Hasil pengukuran derajat keasaman (pH) menunjukkan bahwa nilai pH di bawah masing-masing tipe vegetasi mangrove hampir sama, yaitu berkisar antara 6.40 sampai 6.80. Nilai Daya Hantar Listrik (DHL/EC) tanah dilokasi penelitian pada lapisan bawah lebih tinggi dibandingkan lapisan atas. Dari hasil analisis basa-basa K, Na, Ca, dan Mg, kandungan basa-basa dalam tanah didominasi oleh kation Na. Kandungan Na lapisan atas selalu lebih rendah daripada lapisan bawah sehingga DHL lapisan atas juga lebih rendah daripada lapisan bawahnya. Hal ini berhubungan dengan sifat tanah salin di pantai yang dipengaruhi oleh air laut yang berkadar NaCl tinggi.

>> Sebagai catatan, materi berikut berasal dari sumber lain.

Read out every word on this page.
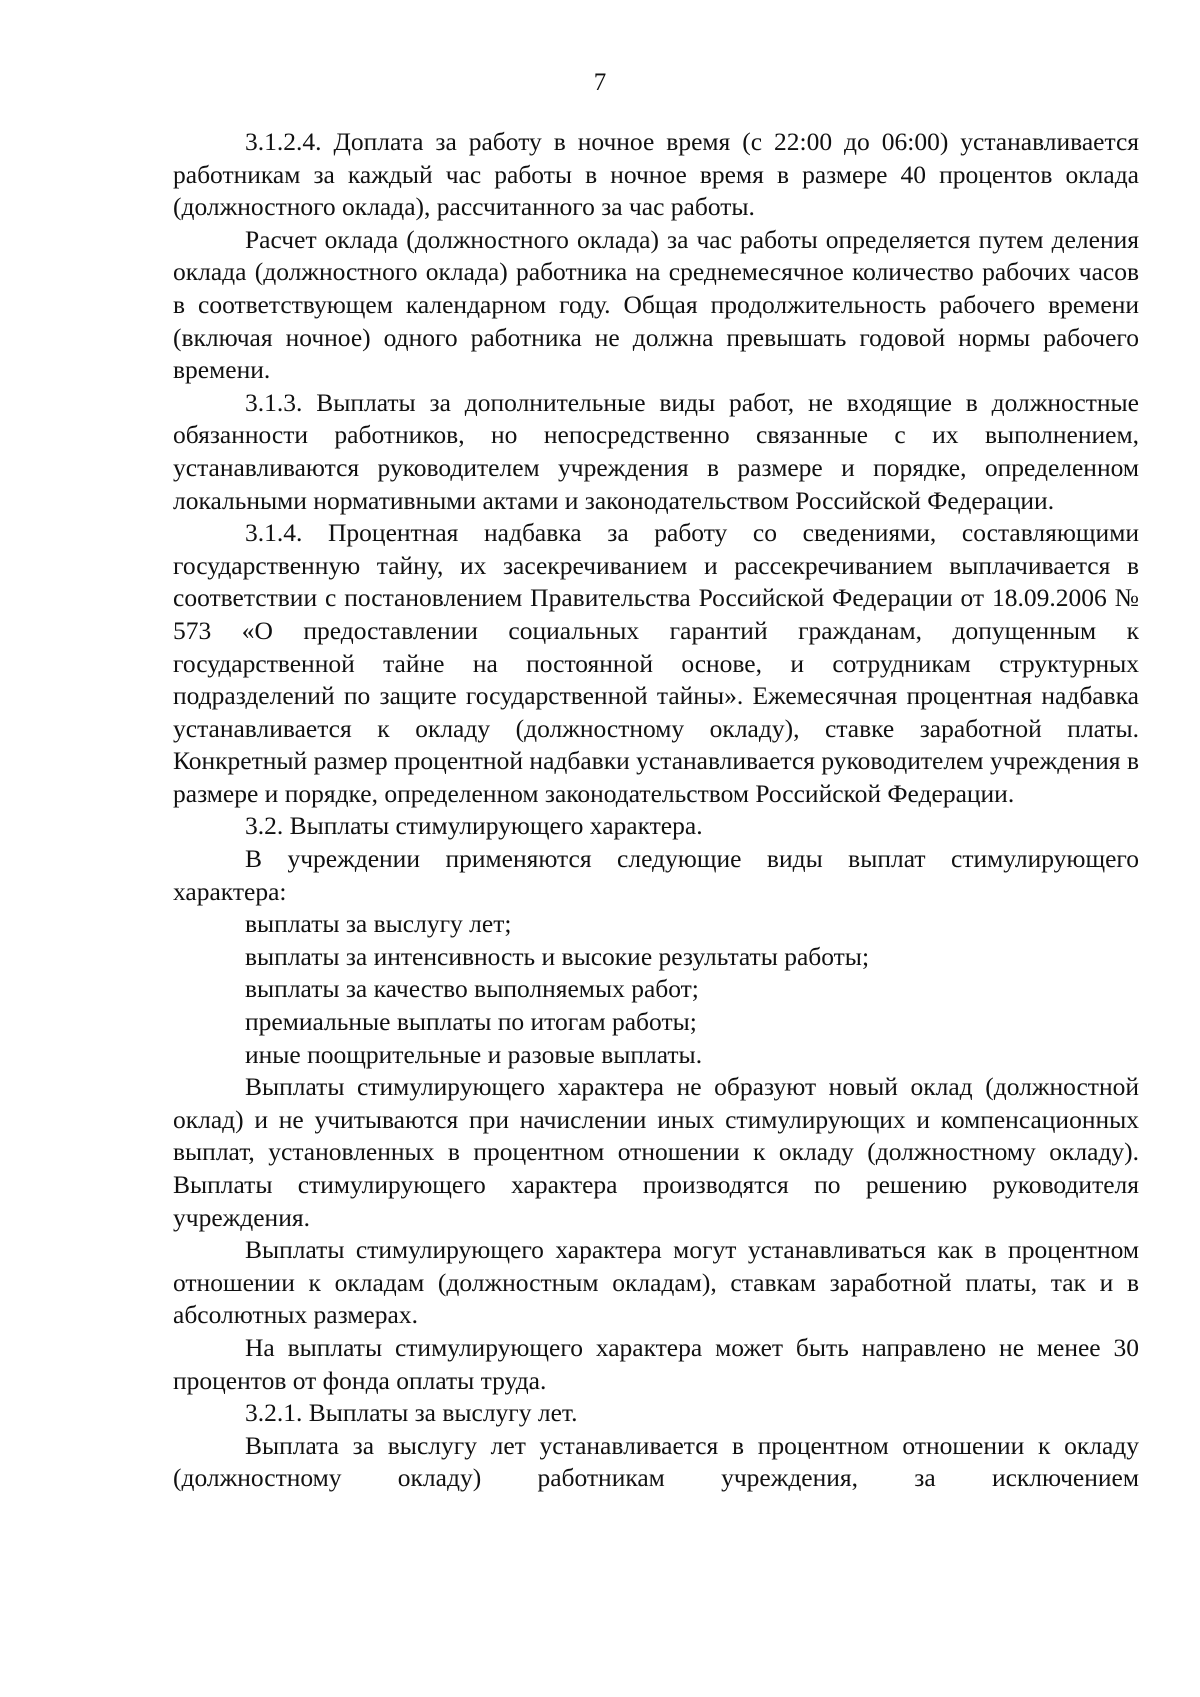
7

3.1.2.4. Доплата за работу в ночное время (с 22:00 до 06:00) устанавливается работникам за каждый час работы в ночное время в размере 40 процентов оклада (должностного оклада), рассчитанного за час работы.

Расчет оклада (должностного оклада) за час работы определяется путем деления оклада (должностного оклада) работника на среднемесячное количество рабочих часов в соответствующем календарном году. Общая продолжительность рабочего времени (включая ночное) одного работника не должна превышать годовой нормы рабочего времени.

3.1.3. Выплаты за дополнительные виды работ, не входящие в должностные обязанности работников, но непосредственно связанные с их выполнением, устанавливаются руководителем учреждения в размере и порядке, определенном локальными нормативными актами и законодательством Российской Федерации.

3.1.4. Процентная надбавка за работу со сведениями, составляющими государственную тайну, их засекречиванием и рассекречиванием выплачивается в соответствии с постановлением Правительства Российской Федерации от 18.09.2006 № 573 «О предоставлении социальных гарантий гражданам, допущенным к государственной тайне на постоянной основе, и сотрудникам структурных подразделений по защите государственной тайны». Ежемесячная процентная надбавка устанавливается к окладу (должностному окладу), ставке заработной платы. Конкретный размер процентной надбавки устанавливается руководителем учреждения в размере и порядке, определенном законодательством Российской Федерации.

3.2. Выплаты стимулирующего характера.

В учреждении применяются следующие виды выплат стимулирующего характера:

выплаты за выслугу лет;

выплаты за интенсивность и высокие результаты работы;

выплаты за качество выполняемых работ;

премиальные выплаты по итогам работы;

иные поощрительные и разовые выплаты.

Выплаты стимулирующего характера не образуют новый оклад (должностной оклад) и не учитываются при начислении иных стимулирующих и компенсационных выплат, установленных в процентном отношении к окладу (должностному окладу). Выплаты стимулирующего характера производятся по решению руководителя учреждения.

Выплаты стимулирующего характера могут устанавливаться как в процентном отношении к окладам (должностным окладам), ставкам заработной платы, так и в абсолютных размерах.

На выплаты стимулирующего характера может быть направлено не менее 30 процентов от фонда оплаты труда.

3.2.1. Выплаты за выслугу лет.

Выплата за выслугу лет устанавливается в процентном отношении к окладу (должностному окладу) работникам учреждения, за исключением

Kosentrasi tertinggi selanjutnya Mg diikuti oleh Ca dan K. Nilai DHL pada lokasi Sonneratia lebih rendah bila dibandingkan dengan nilai DHL di ketiga lokasi tipe vegetasi mangrove lainya. Hal ini dikarenakan pada lokasi Sonneratia selain dipengaruhi oleh air laut juga dipengaruhi air sungai, sedangkan lokasi vegetasi lainnya hanya dipengaruhi air laut.

(29)

8

Kadar N-total tanah lapisan atas pada lokasi Bruguiera lebih tinggi bila dibandingkan dengan kadar N-total tanah pada vegetasi Avicennia, Rhizophora, Sonneratia. Tingginya kadar N-total tanah pada lapisan atas lokasi Bruguiera karena vegetasi Bruguiera memiliki kadar C-organik tanah lapisan atas lebih tinggi bila dibandingkan dengan vegetasi mangrove lainya. Begitu juga sebaliknya dengan Kadar N-total tanah pada lokasi Avicennia lebih rendah bila dibandingkan dengan kadar N-total lokasi lainnya karena memiliki kadar C-organik terkecil. Kadar N-total pada lapisan atas dan bawah berturut-turut pada lokasi Avicennia 0,29 dan 0,18%,

Bruguiera 0,42dan 0,15%, Rhizophora 0,30 dan 0,21%, dan Sonneratia 0,32 dan 0,28%.

Hasil analisis S-total tanah, lokasi Sonneratia memiliki kadar S-total lebih tinggi bila dibandinggkan dengan kadar S-total tanah pada lokasi Avicennia,

Bruguiera, dan Rhizophora. Tingginya kadar S-total tanah pada lokasi Sonneratia

karena dipengaruh pasang surut air laut lebih besar bila dibandingkan dengan lokasi vegetasi mangrove lainya. Hal tersebut dapat terlihat dari hasil analisis bahwa kadar S-total semakin rendah seiring bertambahnya jarak lokasi dengan laut. Kadar S-total pada lapisan atas dan bawah berturut-turut pada lokasi Avicennia 0,20 dan 0,01%,

Bruguiera 0,29 dan 0,16%, Rhizophora 0,62 dan 0,22%, dan Sonneratia 0,77 dan 0,78%. Hasil analisis sifat kimia tanah pada masing-masing tipe vegetasi mangrove Desa Blanakan, Kecamatan Blanakan, Kabupaten Subang terdapat pada Lampiran 10.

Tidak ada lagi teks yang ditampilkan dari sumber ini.